«Je ne veux plus me mentir»: faute d'obtenir des avancées suffisantes en matière d'environnement, le populaire ministre français de la Transition écologique Nicolas Hulot a jeté l'éponge mardi, un coup dur pour le président Macron qu'il n'avait pas prévenu de sa démission.

«Je prends la décision de quitter le gouvernement», a déclaré Nicolas Hulot, lors d'une interview en direct sur la radio France Inter, après avoir confié qu'il se sentait «tout seul à la manoeuvre» sur les enjeux environnementaux au sein de l'exécutif.

«Je vais prendre la décision la plus difficile de ma vie, je ne veux plus me mentir, je ne veux pas donner l'illusion que ma présence au gouvernement signifie qu'on est à la hauteur sur ces enjeux-là», a ajouté l'ex-animateur de l'émission à succès Ushuaïa.

«Nous faisons des petits pas, et la France en fait beaucoup plus que d'autres pays, mais est-ce que les petits pas suffisent... la réponse, elle est non», a-t-il considéré, la gorge nouée, ajoutant en avoir «terminé» avec la politique.

Il s'agit d'un coup dur pour le président Emmanuel Macron qui avait réussi à convaincre le populaire M. Hulot d'entrer au gouvernement en mai 2017.

Cette démission intervient avant une rentrée qui s'annonce difficile pour le chef de l'État. En baisse dans les sondages et secoué cet été par l'affaire Benalla, du nom de son ancien collaborateur accusé de violences lors d'une manifestation, M. Macron doit composer avec une croissance économique moindre qu'espéré et peine à convaincre ses partenaires de l'UE de renforcer l'intégration européenne.

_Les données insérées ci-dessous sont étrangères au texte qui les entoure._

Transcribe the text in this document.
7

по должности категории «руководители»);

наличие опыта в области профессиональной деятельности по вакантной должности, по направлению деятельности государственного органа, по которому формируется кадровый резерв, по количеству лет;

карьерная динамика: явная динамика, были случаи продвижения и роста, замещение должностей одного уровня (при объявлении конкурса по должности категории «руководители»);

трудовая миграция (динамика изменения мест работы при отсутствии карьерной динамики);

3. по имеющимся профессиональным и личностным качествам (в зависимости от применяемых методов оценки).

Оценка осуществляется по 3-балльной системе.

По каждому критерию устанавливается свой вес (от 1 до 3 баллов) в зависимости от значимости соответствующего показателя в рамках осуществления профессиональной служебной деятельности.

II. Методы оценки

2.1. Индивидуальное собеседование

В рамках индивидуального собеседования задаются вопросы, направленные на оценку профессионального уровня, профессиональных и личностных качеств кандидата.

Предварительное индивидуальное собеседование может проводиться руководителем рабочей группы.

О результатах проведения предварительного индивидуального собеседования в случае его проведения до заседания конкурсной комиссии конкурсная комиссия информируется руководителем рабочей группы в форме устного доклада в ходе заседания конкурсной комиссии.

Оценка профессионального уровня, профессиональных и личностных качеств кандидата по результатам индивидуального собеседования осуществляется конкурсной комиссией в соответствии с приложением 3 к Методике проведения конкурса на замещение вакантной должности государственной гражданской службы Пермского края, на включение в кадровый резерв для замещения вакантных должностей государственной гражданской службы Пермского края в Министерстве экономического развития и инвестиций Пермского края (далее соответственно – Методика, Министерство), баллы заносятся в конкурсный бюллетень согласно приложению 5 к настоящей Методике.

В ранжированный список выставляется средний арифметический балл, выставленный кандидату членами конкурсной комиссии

La démission surprise de M. Hulot, 63 ans, est d'autant plus douloureuse pour le président que l'ex-journaliste ne l'avait prévenu ni lui, ni le Premier ministre Édouard Philippe.

«Je sais que ce n'est pas très protocolaire», a-t-il admis, confiant sa crainte qu'ils cherchent «une fois encore» à le «dissuader» de démissionner.

Manque de «courtoisie»

Invité au même moment sur le plateau de RMC, le porte-parole du gouvernement Benjamin Griveaux a déploré le manque de «courtoisie» du désormais ex-ministre envers M. Macron, tout en rendant «hommage au travail accompli».

Nicolas Hulot peut être «fier de son bilan», a commenté un peu plus tard l'Élysée auprès de l'AFP. «La détermination reste totale pour poursuivre dans la même direction et avec le même niveau d'ambition», a ajouté cette source qui confirme que M. Hulot n'avait pas prévenu le président.

«Il y aura un remaniement, mais pas dans l'immédiat», a précisé l'Élysée.

Courtisé de longue date par le pouvoir politique, M. Hulot a été une des recrues majeures du président Emmanuel Macron lors de la formation de son gouvernement, alimentant de nombreux espoirs.

Mais si l'ancien militant a enregistré des victoires comme l'abandon de la construction d'un aéroport à Notre-Dame-des-Landes dans l'ouest du pays, il a aussi connu des déceptions et a été contraint de faire des compromis.

Il avait notamment dû endosser le report de l'objectif consistant à ramener la part du nucléaire dans la production d'électricité à 50% en 2025, ou l'entrée en vigueur provisoire de l'accord de libre échange UE-Canada (Ceta). Et lundi, veille de l'annonce de sa démission, l'Élysée avait annoncé que le prix du permis de chasse serait diminué par deux.

«Quel gâchis! Il aura essayé, mais n'a jamais pu s'imposer dans un gouvernement pour lequel l'écologie n'est qu'un vernis», a commenté Jean-François Julliard, directeur général de Greenpeace France.

L'opposition a immédiatement réagi à la démission de M. Hulot pour tirer à boulets rouges sur Emmanuel Macron.

Le chef de la droite française et président du parti Les Républicains (LR) Laurent Wauquiez a ainsi déclaré qu'il pouvait «comprendre» que Nicolas Hulot «se sente trahi» par Emmanuel Macron, «comme pas mal de Français».

Pour le chef de file de la gauche radicale, Jean-Luc Mélenchon, ce départ constitue «un vote de censure contre Macron».

«Nicolas Hulot a eu du courage d'essayer de faire changer les choses à l'intérieur de ce gouvernent anti-écolo, c'est la fin d'une illusion et du bal des Tartuffes», a estimé pour sa part Yannick Jadot, tête de liste du parti écologiste EELV pour les élections européennes.